Wir sind Kirche warnt eindringlich davor, die am 7. Dezember 2012 ebenfalls in Trier von Bischof Dr. Ackermann, vorgestellten Ergebnisse der von Prof. Dr. Norbert Leygraf geleiteten Studie als Entwarnung für die Kirche zu interpretieren. Danach seien nur fünf Prozent der Täter wirklich pädophil (was für die Opfer keinen Unterschied macht!) und fast alle Täter weiter in der Pastoral einsetzbar (ein krasser Widerspruch zu der von Papst Benedikt XVI. geforderten Null-Toleranz-Politik!). Das Manko dieser Studie: Es wurden nur 78 von den Bischöfen handverlesene Täterakten ausgewertet.
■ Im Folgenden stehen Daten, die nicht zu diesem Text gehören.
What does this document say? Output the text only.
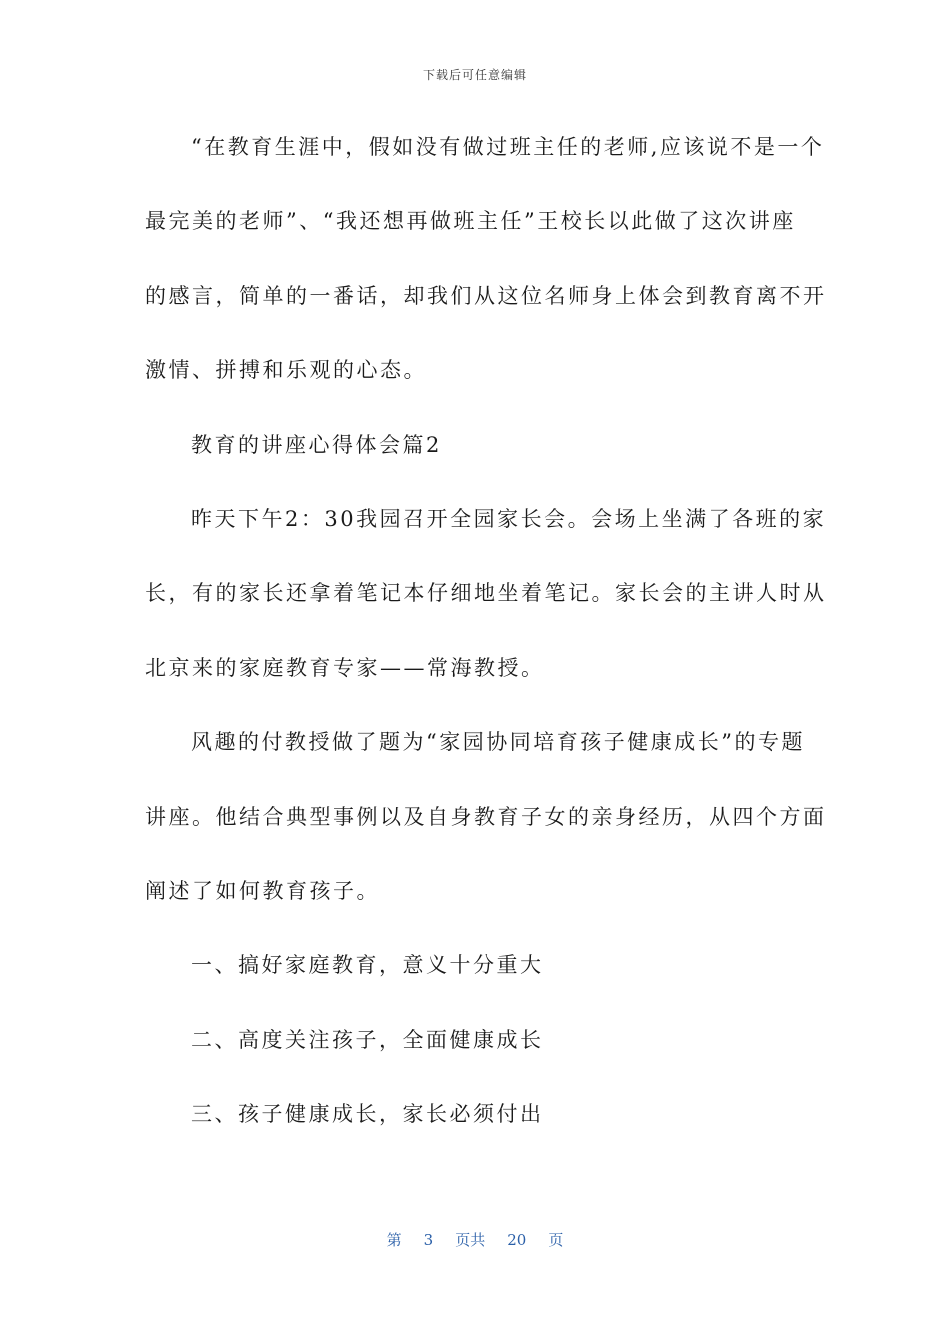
下载后可任意编辑
“在教育生涯中，假如没有做过班主任的老师,应该说不是一个
最完美的老师”、“我还想再做班主任”王校长以此做了这次讲座
的感言，简单的一番话，却我们从这位名师身上体会到教育离不开
激情、拼搏和乐观的心态。
教育的讲座心得体会篇2
昨天下午2：30我园召开全园家长会。会场上坐满了各班的家
长，有的家长还拿着笔记本仔细地坐着笔记。家长会的主讲人时从
北京来的家庭教育专家——常海教授。
风趣的付教授做了题为“家园协同培育孩子健康成长”的专题
讲座。他结合典型事例以及自身教育子女的亲身经历，从四个方面
阐述了如何教育孩子。
一、搞好家庭教育，意义十分重大
二、高度关注孩子，全面健康成长
三、孩子健康成长，家长必须付出
第 3 页共 20 页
Bei aller Anerkennung der verschiedenen Einzelmaßnahmen in den vergangenen drei Jahren mehren sich allerdings die Zeichen, dass einige der von den deutschen Bischöfen im Krisenjahr 2010 in allerhöchster Not eingeleiteten Maßnahmen schon wieder zurückgefahren werden. Es ist zu befürchten, dass der damals von der Bischofskonferenz als Missbrauchsbeauftragter eingesetzte Trierer Bischof Dr. Stephan Ackermann als einer der jüngsten Bischöfe sich zu wenig gegen die beharrenden Kräfte in der Bischofskonferenz durchsetzen kann. Auch der damals von den deutschen Bischöfen versprochene „Dialogprozess“ wurde sehr schnell zu einem von ihnen kontrollierten unverbindlichen und langjährigen „Gesprächsprozess“ herabgestuft.